Gadis itu menyadari kedua tangan pemuda itu mengepal kuat, menahan kegeraman yang sama dahsyatnya dengan debur ombak yang menghantam bebatuan di bibir pantai bertubi-tubi. Kilat membelah langit dengan cahaya perak membutakan, guntur menyergah beberapa saat kemudian. Titik-titik air berkejaran mencapai bumi, mengubah pasir putih menjadi kelabu liat di bawah kaki mereka. angin berembus berubah-ubah arah, mengombang-ambingkan nyiur-nyiur nan tinggi, menggoyahkan tegaknya mereka.
Namun, keduanya tak kunjung beranjak. Huru-hara alam tidak menakut-nakuti mereka. Sebaliknya, mereka ingin melihat pengujung kemelut ini. Mereka ingin melihat apa yang akan muncul di seberang cakrawala ketika badai mereda. Mereka berdiri bersisian, berpegangan tangan, tak lagi menghiraukan pakaian mereka yang lekat ke kulit dan rambut lusuh lepek. Tak lagi peduli hardikan dari langit dan lautan yang menggetarkan daratan.
Sekali lagi, angin berubah arah. Awan-awan mendung berarak menjauh, menyisakan gerimis. Rona langit kembali, ungu pucat yang tidak seintens tadi. Baris-baris cahaya keemasan menyorot dari kaki langit, dan perairan di teluk kecil itu kembali tenang.
“Bukankah terlalu cepat untuk membicarakan akhir? Kita baru saja memulainya, babe,” ungkap gadis itu dengan gigi gemeletuk karena kedinginan. Jari manisnya yang dilingkari sebuah cincin berlian bergerak-gerak dalam genggaman si pemuda.
“Iya, dari tadi ngomongnya nggak nentu arah gini.” Si pemuda melingkarkan satu tangannya di pinggang gadis itu lalu mengecup pelipisnya. “BTW, aku lapar nih. Cari makan, yuk.”
Gadis itu menyilangkan lengan di dada dan menggosok-gosokkan tangannya ke lengan atas. Selagi menghangatkan diri, dia mendapati seekor kepiting yang terjebak di antara pecahan-pecahan batu di ceruk pantai. Dia berjongkok di dekat batu-batu itu dan mencari alat yang bisa digunakan untuk membebaskan si kepiting—atau menangkapnya.
“Lihat, deh, makan malam sea food,” gadis itu mengumumkan.

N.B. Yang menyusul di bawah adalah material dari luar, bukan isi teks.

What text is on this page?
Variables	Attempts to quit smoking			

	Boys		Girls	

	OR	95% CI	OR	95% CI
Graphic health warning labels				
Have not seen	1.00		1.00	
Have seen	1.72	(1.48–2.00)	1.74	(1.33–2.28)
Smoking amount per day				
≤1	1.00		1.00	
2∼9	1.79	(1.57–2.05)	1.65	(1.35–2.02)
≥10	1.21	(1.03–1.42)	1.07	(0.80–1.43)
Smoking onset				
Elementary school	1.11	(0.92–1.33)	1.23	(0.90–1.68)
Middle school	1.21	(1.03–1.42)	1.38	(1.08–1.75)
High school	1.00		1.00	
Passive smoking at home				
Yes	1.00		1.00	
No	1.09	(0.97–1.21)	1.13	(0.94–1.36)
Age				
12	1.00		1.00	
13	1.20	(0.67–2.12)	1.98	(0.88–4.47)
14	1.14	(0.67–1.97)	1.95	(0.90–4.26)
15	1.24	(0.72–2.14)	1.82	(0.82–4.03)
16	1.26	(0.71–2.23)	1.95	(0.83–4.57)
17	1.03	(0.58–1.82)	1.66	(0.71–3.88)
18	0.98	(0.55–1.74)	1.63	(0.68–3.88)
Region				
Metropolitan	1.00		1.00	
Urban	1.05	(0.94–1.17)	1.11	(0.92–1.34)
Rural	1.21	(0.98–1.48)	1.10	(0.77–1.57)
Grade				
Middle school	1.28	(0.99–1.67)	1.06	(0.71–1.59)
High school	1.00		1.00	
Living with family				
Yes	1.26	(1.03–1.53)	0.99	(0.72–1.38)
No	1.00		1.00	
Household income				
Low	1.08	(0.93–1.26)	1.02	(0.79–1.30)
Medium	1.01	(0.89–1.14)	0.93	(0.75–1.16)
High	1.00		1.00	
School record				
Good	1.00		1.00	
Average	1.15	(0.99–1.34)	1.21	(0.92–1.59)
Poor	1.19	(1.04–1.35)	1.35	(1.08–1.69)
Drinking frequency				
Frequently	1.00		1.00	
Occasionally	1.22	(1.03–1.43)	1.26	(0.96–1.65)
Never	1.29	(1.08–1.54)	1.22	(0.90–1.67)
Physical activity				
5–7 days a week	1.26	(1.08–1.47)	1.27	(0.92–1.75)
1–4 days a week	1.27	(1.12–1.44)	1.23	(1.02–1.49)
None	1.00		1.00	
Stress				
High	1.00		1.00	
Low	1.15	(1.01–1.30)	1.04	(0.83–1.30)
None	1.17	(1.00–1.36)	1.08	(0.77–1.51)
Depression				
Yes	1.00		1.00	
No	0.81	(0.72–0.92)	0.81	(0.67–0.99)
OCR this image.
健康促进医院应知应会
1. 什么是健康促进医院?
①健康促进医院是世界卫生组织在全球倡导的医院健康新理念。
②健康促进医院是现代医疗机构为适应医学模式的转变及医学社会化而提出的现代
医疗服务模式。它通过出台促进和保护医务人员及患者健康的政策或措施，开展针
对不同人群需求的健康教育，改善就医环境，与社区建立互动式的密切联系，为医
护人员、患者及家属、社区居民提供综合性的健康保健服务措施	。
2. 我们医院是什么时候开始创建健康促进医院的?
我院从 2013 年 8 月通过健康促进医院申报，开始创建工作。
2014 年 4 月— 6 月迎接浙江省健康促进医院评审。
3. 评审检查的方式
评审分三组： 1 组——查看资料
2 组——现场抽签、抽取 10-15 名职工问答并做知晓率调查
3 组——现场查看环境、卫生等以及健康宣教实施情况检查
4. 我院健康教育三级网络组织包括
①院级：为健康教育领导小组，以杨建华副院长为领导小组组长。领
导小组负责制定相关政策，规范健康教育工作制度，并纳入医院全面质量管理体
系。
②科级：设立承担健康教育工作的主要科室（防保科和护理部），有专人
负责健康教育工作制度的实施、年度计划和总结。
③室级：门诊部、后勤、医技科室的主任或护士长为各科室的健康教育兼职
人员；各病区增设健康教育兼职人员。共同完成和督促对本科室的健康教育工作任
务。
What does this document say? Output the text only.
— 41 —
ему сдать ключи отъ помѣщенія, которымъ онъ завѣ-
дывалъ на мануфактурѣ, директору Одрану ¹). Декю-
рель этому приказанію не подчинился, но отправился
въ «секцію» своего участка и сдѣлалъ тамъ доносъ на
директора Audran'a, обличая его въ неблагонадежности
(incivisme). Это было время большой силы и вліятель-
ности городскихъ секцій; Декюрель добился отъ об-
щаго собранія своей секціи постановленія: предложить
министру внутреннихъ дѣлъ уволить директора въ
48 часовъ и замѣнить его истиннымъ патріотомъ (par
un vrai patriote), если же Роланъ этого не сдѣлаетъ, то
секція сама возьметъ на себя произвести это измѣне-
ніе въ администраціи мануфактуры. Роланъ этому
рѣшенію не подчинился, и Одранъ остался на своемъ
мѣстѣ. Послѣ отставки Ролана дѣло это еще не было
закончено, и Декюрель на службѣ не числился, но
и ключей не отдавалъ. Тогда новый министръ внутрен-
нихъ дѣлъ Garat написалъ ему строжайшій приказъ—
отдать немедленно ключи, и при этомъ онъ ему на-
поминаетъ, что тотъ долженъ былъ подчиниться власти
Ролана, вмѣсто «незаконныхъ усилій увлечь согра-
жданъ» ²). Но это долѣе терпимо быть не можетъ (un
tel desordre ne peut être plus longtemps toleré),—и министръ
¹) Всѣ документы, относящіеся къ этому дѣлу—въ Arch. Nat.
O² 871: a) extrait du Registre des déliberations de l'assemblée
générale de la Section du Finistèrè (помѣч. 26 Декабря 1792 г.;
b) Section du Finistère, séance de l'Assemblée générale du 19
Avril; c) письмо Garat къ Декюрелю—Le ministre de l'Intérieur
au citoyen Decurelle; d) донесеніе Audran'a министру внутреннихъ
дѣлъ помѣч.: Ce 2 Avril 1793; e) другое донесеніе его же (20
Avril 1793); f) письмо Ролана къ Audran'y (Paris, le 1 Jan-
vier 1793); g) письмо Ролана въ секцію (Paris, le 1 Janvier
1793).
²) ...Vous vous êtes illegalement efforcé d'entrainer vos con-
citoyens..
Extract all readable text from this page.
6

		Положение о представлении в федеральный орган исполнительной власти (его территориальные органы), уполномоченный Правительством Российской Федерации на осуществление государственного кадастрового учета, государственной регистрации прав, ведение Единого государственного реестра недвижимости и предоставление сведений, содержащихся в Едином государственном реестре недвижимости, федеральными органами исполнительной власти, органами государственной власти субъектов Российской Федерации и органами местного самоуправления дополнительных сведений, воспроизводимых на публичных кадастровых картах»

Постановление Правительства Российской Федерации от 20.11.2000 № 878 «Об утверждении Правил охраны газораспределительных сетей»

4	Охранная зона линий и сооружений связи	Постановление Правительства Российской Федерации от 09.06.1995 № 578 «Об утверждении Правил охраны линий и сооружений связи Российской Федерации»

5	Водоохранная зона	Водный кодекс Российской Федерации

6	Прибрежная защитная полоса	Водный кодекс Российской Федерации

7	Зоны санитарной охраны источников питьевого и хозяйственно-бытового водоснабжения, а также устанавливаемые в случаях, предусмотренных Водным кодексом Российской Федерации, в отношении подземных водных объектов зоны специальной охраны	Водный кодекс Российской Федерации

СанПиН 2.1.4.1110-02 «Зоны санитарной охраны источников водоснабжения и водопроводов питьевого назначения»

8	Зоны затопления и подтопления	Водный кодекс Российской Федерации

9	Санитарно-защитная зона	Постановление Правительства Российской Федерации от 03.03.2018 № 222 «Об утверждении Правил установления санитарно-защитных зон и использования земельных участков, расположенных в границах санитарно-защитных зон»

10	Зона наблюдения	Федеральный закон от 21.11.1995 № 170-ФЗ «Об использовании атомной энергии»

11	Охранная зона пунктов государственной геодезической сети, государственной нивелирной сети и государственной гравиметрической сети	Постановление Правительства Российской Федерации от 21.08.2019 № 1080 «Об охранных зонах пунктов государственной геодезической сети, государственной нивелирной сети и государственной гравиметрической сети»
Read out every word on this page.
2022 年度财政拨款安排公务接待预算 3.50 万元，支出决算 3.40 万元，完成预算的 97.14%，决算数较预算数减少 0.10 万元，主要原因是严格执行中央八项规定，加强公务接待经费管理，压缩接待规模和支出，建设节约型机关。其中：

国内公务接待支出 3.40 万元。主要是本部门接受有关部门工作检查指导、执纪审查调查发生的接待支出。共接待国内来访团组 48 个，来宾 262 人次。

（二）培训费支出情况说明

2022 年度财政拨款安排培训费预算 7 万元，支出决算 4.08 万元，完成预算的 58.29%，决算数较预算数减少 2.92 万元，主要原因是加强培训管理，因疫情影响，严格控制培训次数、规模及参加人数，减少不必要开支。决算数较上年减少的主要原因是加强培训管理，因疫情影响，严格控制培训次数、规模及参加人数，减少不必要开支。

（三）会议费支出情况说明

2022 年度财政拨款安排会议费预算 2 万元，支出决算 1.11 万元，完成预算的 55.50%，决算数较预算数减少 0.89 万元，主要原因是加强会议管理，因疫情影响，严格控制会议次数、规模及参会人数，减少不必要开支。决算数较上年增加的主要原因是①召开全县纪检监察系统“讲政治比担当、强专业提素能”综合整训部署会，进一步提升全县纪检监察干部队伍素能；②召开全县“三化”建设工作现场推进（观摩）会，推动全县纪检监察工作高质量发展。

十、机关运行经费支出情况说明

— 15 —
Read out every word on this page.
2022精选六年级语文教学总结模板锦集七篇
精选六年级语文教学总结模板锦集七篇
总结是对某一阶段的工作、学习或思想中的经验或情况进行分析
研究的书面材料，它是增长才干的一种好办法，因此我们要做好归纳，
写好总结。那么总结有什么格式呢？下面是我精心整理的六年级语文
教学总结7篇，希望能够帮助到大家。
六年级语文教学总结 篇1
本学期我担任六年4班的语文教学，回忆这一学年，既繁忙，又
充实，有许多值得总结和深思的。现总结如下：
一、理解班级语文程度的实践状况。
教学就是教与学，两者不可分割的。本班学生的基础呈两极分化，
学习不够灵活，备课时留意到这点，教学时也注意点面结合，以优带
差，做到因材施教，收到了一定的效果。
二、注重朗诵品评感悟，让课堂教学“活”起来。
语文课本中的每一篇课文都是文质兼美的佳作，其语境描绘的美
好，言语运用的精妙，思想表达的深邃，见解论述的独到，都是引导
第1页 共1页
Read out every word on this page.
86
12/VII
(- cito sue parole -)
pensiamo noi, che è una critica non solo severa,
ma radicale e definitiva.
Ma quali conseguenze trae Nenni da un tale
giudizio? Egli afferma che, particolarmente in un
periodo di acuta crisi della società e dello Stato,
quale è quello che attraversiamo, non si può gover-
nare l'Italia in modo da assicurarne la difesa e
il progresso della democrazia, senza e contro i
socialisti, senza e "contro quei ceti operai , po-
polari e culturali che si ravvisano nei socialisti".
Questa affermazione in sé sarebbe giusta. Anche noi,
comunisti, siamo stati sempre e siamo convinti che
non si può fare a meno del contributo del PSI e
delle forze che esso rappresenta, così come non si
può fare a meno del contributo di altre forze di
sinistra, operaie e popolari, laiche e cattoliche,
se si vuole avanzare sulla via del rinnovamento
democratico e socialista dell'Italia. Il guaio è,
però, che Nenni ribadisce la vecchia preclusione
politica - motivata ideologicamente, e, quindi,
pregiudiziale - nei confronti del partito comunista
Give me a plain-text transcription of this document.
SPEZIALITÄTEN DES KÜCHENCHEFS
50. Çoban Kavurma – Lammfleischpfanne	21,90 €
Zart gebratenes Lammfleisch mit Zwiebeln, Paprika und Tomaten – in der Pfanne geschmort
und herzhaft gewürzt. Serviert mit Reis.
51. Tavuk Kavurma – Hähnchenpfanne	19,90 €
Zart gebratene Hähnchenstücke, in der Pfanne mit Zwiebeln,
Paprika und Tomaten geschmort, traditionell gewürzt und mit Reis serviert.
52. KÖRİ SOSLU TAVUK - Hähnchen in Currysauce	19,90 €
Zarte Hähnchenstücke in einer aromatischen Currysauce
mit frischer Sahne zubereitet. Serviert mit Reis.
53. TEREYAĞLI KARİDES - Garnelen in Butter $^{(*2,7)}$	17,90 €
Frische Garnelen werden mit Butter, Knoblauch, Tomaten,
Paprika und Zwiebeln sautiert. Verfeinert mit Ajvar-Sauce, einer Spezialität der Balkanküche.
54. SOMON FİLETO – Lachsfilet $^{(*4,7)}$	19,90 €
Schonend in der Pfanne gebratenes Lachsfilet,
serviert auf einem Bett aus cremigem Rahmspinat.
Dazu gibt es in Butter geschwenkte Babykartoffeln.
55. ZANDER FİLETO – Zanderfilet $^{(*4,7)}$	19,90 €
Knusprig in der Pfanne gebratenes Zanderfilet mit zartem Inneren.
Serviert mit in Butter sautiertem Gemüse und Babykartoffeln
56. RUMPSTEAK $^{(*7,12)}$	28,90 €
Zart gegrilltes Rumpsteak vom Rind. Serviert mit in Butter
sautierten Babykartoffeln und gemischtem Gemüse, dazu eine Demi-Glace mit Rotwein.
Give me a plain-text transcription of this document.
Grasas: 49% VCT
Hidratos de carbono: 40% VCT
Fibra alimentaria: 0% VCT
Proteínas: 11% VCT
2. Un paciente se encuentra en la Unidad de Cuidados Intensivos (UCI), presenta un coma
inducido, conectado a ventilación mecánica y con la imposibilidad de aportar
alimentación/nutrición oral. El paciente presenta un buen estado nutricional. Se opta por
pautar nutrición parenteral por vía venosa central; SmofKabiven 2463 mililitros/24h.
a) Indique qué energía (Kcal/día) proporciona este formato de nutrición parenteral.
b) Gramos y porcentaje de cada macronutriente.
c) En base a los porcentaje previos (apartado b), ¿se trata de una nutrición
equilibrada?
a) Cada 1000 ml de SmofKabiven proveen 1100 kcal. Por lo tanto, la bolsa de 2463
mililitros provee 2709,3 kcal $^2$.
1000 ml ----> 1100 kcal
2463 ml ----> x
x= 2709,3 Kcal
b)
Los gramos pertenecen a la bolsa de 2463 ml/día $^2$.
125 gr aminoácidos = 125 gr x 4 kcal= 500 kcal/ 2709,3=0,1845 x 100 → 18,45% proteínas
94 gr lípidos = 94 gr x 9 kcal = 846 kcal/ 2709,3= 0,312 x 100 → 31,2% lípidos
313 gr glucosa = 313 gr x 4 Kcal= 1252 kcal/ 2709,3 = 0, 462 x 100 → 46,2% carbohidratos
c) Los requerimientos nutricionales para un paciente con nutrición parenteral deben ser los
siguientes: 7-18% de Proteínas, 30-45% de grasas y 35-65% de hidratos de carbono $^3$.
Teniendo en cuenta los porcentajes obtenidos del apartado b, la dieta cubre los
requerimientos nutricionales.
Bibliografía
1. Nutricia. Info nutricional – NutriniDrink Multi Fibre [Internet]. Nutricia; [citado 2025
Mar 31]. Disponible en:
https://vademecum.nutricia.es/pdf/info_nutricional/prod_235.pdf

Si pemuda mendengus. “Aku vegetarian, babe.”
“Hanya karena kamu nggak makan hewan, bukan berarti kamu nggak mengorbankan kehidupan lain demi mempertahankan kehidupanmu sendiri, babe.”
“Maksudmu, sampai titik tertentu, kita sebenarnya sama saja dengan kaisar Jepang yang tiran itu?”
“Of course we are,” jawab gadis itu seraya mengangkat kaki belakang si kepiting yang capitnya berusaha meraih tangannya untuk dijepit. “Kalau setiap hari mereka bisa makan sea food lezat begini, kurasa para prajurit Jepang itu nggak menderita-menderita amat, ya?”